The darkness after the brief flare of light seemed, if anything, more intense, thicker, substantial enough to cut into slices and in a moment of panic he groped in the box for another match.
It was empty.
There was a new carton somewhere, but his supplies were stored at the far end of the temple. And the far end of the temple, as he’d just seen, was no more…
‘We’re trapped, aren’t we?’
Her voice had, in that instant of light, lost all that assured bravado.
‘Of course we’re not trapped,’ he snapped back. The last thing he needed was hysterics. ‘I just need a minute to figure the best way out.’
‘There isn’t one. I saw—’
Too late. Her voice was rising in panic and his own clammy moment of fear was still too close to risk her going over the edge and taking him with her.
‘Shut up and let me think.’
She gave a juddering little hiccup as she struggled to obey him, to control herself, but he forced himself to ignore the instinct to reach out, hold her, comfort her.
She’d said she’d been standing on the path, presumably the one leading to the acropolis, but she couldn’t have been alone.

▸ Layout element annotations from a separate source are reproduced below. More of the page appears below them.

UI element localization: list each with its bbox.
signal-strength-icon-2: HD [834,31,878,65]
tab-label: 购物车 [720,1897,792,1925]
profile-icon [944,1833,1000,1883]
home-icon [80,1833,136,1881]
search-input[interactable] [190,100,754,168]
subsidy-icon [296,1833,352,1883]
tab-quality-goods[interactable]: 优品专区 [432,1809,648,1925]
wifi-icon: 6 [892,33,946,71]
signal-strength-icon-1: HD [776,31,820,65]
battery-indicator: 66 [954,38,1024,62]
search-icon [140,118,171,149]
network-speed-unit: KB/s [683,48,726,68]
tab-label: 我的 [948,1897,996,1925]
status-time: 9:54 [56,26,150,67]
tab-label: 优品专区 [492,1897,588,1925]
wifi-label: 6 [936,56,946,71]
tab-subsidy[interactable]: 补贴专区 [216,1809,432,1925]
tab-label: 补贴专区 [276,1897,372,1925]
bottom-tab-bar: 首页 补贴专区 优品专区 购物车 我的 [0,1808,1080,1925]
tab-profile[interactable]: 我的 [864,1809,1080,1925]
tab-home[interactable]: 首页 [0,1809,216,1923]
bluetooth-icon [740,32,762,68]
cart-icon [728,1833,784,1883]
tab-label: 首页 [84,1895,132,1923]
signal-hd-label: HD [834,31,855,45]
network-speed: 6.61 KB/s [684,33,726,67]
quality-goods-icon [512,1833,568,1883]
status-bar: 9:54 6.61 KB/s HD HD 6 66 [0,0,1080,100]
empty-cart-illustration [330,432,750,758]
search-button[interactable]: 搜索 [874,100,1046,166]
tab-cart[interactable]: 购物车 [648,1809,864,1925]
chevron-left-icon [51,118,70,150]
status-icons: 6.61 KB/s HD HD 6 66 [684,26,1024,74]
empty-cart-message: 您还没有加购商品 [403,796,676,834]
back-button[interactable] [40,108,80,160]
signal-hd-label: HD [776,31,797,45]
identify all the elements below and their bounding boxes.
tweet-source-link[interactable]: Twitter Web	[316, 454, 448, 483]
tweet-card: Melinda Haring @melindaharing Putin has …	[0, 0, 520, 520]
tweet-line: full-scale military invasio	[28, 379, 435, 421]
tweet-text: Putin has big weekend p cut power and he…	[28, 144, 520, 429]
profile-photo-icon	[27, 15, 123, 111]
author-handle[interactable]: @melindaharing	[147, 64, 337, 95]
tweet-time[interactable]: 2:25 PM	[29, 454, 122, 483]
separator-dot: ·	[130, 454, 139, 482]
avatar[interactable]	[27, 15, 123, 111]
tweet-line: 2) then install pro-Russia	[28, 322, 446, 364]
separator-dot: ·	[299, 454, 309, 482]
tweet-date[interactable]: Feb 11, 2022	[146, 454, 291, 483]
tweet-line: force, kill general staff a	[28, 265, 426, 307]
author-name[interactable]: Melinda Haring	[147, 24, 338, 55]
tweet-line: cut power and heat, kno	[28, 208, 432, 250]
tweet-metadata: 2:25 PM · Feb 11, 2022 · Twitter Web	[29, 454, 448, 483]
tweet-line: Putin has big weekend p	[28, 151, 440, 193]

‘How did you get up here?’ His voice was sharper this time, demanding an answer.
‘I told you,’ she said. ‘By bus.’
His head still hurt like hell, but the realisation that he was caught up in the aftermath of an earthquake had done much to concentrate his mind. He’d broken the seal on the bottle of brandy, but the minute the liquor had touched his lips he’d set it down, recognising the stupidity of drinking himself into oblivion.